O probelma é que, no caso especifico, o que está em jogo é algo muito maior, a própria democracia. Sem a garantia do Estado Democrático de Direito, nenhuma lei vale nada. Ditaduras torturam, matam, desaparecem com adversários, roubam; e nada acontece com quem comete tais crimes, porque não há como punir ditadores e seus asseclas.
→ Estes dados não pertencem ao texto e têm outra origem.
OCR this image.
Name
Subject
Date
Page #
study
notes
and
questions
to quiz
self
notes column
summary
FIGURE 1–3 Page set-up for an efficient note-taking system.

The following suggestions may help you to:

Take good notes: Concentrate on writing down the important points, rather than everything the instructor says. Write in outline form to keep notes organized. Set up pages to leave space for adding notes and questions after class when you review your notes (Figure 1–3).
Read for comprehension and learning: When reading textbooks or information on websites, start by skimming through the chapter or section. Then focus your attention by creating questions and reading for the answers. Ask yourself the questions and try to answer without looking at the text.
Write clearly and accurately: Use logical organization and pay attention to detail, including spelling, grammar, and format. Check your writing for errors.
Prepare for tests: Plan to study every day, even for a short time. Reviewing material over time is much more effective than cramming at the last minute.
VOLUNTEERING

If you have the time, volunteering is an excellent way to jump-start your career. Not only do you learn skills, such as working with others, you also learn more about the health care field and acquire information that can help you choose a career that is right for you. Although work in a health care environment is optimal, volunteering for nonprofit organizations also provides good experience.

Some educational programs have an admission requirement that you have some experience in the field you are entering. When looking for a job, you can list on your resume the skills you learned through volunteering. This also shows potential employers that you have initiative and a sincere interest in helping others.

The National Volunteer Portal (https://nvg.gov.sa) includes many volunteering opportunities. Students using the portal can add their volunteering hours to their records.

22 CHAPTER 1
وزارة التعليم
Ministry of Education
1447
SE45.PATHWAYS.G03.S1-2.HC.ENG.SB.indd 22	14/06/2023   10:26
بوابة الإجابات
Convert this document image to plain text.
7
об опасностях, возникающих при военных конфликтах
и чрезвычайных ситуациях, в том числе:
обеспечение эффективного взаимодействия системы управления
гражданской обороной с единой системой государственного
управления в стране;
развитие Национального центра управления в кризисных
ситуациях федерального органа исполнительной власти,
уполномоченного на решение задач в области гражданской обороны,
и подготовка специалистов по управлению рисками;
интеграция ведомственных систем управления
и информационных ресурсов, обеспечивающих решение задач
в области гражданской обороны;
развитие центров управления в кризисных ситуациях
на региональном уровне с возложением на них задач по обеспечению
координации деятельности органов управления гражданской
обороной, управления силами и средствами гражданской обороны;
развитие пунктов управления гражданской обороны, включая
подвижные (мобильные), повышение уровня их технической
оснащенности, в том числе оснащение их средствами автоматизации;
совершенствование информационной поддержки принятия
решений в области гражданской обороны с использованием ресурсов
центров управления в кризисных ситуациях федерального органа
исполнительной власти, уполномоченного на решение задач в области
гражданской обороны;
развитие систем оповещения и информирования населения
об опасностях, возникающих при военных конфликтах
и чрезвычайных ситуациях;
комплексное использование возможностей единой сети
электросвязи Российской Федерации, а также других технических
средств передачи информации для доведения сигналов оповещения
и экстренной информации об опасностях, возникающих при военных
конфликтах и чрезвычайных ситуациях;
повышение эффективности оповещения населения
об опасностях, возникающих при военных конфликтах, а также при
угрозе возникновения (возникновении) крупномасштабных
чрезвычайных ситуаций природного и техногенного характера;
Daí que não dá para relativizar crimes contra a democracia.

Foi base nesse consenso que, em 1º de setembro de 2021 o então presidente Bolsonaro sancionou a lei que revogava a Lei de Segurança Nacional e acrescentava ao Código Penal artigos que puniam crimes contra o Estado Democrático de Direito. 

Na época, ele vetou alguns pontos aprovados pelo Congresso, como o que tratava de fake news, mas assinou a parte mais importante do projeto, inclusive a possibilidade de condenação por tentativa de tentativa de abolição do Estado Democrático de Direito e de Golpe de Estado: cada crime mereceu um artigo separado e penas específicas.

Na época, Bolsonaro não viu problema nenhum em validar os artigos. Nem ele nem seus quatro ministros que assinaram a lei, entre eles, três que também acabariam condenados com base no ajudaram a validar: Anderson Torres, Braga Netto e Augusto Heleno.

Nas suas justificativas, Paulinho cita que alguns ministros do Supremo Tribunal Federal consideraram sobrepostos artigos que puniam tentativa de abolição do Estado de Direito e Golpe de Estado. Esta posição foi minoritária, o que não impediria ser levada em conta numa eventual revisão da lei. Mas o problema não é esse, mas a relativização de preceitos legais a partir de um determinado contexto político-institucional. Ao usar casos específicos para justificar uma mudança de caráter amplo, Paulinho validou a lógica do jeitinho, amoleceu a história do dura lex sed lex.